Por eso Balthasar ha creado la expresión “Kniende Theologie” (teología postrada, arrodillada):
sabía que la teología está tensada entre los abismos de la obediencia y del amor humilde. Sabía que sólo
puede hacerse teología a partir del contacto con el Dios viviente que se produce en la oración.
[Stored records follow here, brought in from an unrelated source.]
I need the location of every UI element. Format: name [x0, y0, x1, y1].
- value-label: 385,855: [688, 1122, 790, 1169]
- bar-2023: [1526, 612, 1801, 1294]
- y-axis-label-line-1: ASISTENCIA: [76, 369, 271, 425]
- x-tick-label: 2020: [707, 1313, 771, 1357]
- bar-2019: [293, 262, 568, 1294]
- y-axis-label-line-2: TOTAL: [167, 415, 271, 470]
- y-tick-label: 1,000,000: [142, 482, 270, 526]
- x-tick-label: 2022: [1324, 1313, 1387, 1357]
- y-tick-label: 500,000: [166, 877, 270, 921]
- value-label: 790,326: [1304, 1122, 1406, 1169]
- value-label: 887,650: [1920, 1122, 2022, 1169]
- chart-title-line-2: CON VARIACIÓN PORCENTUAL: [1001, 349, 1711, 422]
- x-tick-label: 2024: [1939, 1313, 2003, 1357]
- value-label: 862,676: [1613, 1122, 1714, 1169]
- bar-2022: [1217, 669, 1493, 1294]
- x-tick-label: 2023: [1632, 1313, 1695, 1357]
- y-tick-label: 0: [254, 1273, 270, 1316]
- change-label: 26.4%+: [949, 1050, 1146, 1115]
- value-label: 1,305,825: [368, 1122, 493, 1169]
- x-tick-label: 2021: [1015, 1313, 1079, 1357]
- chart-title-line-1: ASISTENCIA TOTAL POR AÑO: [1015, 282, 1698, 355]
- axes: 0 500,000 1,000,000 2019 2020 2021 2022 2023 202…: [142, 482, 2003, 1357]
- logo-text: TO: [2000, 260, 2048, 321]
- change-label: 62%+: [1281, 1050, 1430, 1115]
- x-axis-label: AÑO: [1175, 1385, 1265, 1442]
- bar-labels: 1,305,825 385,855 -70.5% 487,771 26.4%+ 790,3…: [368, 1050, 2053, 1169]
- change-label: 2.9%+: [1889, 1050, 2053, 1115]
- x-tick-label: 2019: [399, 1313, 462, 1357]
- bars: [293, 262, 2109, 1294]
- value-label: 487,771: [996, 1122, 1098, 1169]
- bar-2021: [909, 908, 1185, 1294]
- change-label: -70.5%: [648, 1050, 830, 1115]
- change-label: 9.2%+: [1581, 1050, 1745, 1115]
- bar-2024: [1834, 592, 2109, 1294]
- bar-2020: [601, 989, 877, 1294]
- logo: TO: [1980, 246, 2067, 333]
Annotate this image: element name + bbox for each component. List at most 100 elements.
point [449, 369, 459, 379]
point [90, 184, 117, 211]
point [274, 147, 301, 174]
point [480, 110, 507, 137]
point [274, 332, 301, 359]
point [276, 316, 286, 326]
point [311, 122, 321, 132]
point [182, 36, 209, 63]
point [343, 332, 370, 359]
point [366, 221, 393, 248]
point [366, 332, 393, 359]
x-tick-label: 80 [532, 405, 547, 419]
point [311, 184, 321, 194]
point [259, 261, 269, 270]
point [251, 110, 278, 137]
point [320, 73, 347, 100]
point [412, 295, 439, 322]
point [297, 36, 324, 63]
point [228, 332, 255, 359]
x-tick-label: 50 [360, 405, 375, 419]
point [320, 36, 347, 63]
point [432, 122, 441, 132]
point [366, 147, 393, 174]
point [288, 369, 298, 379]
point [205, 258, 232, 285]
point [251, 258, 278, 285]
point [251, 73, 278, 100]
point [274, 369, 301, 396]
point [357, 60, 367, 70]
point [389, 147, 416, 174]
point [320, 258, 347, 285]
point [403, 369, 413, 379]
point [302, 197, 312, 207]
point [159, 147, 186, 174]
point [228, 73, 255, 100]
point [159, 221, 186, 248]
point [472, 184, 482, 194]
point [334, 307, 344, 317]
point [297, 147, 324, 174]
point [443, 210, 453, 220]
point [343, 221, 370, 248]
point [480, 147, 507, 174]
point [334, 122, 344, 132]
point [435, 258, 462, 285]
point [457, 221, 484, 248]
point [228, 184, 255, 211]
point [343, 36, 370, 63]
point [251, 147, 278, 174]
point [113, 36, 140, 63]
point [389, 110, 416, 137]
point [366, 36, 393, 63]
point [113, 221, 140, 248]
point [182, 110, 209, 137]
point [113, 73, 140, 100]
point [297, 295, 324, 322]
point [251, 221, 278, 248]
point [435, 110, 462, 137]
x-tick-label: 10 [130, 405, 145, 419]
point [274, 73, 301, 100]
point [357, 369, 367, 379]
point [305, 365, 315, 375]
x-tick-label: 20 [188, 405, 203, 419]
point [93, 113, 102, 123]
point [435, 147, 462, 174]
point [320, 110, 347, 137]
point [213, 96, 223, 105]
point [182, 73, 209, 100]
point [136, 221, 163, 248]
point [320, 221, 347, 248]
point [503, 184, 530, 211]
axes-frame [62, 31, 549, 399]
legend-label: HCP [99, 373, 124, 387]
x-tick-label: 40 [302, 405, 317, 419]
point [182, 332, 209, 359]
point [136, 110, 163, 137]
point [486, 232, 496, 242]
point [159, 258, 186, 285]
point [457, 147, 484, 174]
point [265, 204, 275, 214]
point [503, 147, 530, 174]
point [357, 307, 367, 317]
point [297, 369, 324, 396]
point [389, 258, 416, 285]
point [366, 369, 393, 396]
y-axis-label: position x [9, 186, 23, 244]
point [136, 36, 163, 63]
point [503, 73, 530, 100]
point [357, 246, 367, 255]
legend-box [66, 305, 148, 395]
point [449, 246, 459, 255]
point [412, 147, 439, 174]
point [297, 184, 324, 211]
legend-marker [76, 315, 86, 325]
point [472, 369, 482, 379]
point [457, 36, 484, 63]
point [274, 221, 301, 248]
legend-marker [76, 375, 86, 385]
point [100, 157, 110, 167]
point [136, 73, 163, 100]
Precisamente porque sabía que Dios es más grande que todo nuestro pensamiento y nuestro corazón, se
entregó al Dios encarnado y concreto, que en el rostro humano de Jesucristo nos parece más infinito y
más grande que en las negaciones de la mística amorfa, la cual, a fin de cuestas, permanece en lo
propiamente humano.
Esta obediencia del pensamiento que se deja llevar tanto por el Dios viviente como por las más
altas cimas de la mística, es muy tangible en la vida de Balthasar. Él nunca habría pensado en hacerse
sacerdote, ni siquiera en hacer carrera como teólogo o como hombre de Iglesia. Estudiaba germanística,
sus preferencias oscilaban entre la música y la literatura, hasta que encontró su “higuera”: estaba
debajo de un árbol situado en el bosque cercano a Basilea cuando fue sorprendido por el rayo
de la certeza: tienes que hacerte sacerdote, tienes que seguir a Ignacio (5). El vínculo de la
obediencia fue el rasgo ignaciano que marcó toda su vida. Balthasar no siguió el camino de su propia
voluntad, siguió el camino al que fue conducido contra sus propios deseos, hasta que su voluntad y su
ser se hicieron cada vez más libres y más puros. Como vivía de la obediencia, comprendió por sí mismo
que la teología no se alimenta de nuevos descubrimientos, sino de la humilde aceptación. Por
esta razón fue un verdadero hombre de Iglesia, cuyas debilidades y carencias no sólo conoció
teóricamente, pues no cesó durante toda su vida de experimentarlas dura y dolorosamente. Conocía
perfectamente las palabras de Agustín: “Nuestro invierno es el ocultamiento de Cristo”. Lo que
escribió sobre el Sábado Santo nos remite evidentemente al encuentro con la experiencia mística
de Adrienne von Speyr, pero también está muy próximo a su dolorosa experiencia de la aparente
ausencia de Dios a su Iglesia. Pero Balthasar sabía como Agustín que también “en el invierno vive la
raíz” (6) y que vivimos, si vivimos de la raíz. Por tanto, no creía en una teología que pretende hacerse
interesante en virtud de los descubrimientos propios y que conduce inevitablemente al vacío. No creía en
un pluralismo que en realidad no es otra cosa que la descomposición de lo que se corrompe. Sabía que el
único pluralismo positivo es aquel que es multiplicidad viviente en la unidad de lo vivo. Conocía la pobreza
de aquel progreso que Gregorio de Nisa compara con la ascensión a las dunas del desierto, en el que
en realidad no se adelanta un paso (7). También aquí la concreción del dogma representa para él
la garantía de la infinitud e inagotabilidad de la verdad, que no se debilita con las nuevas
afirmaciones, sino que nos propone tareas mayores y abre perspectivas que progresivamente
nos hacen presentir el todo en el fragmento.
Balthasar sentía un profundo respeto por la estructura petrina y jerárquica de la Iglesia, pero sabía
muy bien que esta jerarquía no es el todo ni tampoco lo más profundo de aquella. Balthasar hablaba
de la Iglesia como esposa, como persona. La Iglesia es plenamente ella misma en las personas, y
está presente en su totalidad en aquella de cuyo Fiat nació: en María, la madre del Señor. Para
Balthasar el Cristo joánico e ignaciano era ante todo un hombre mariano. Conocía lo carismático en la
Iglesia, el constante movimiento y eficiencia del Espíritu, que engendra una nueva vida allí donde no la
buscamos y allí donde no la deseamos.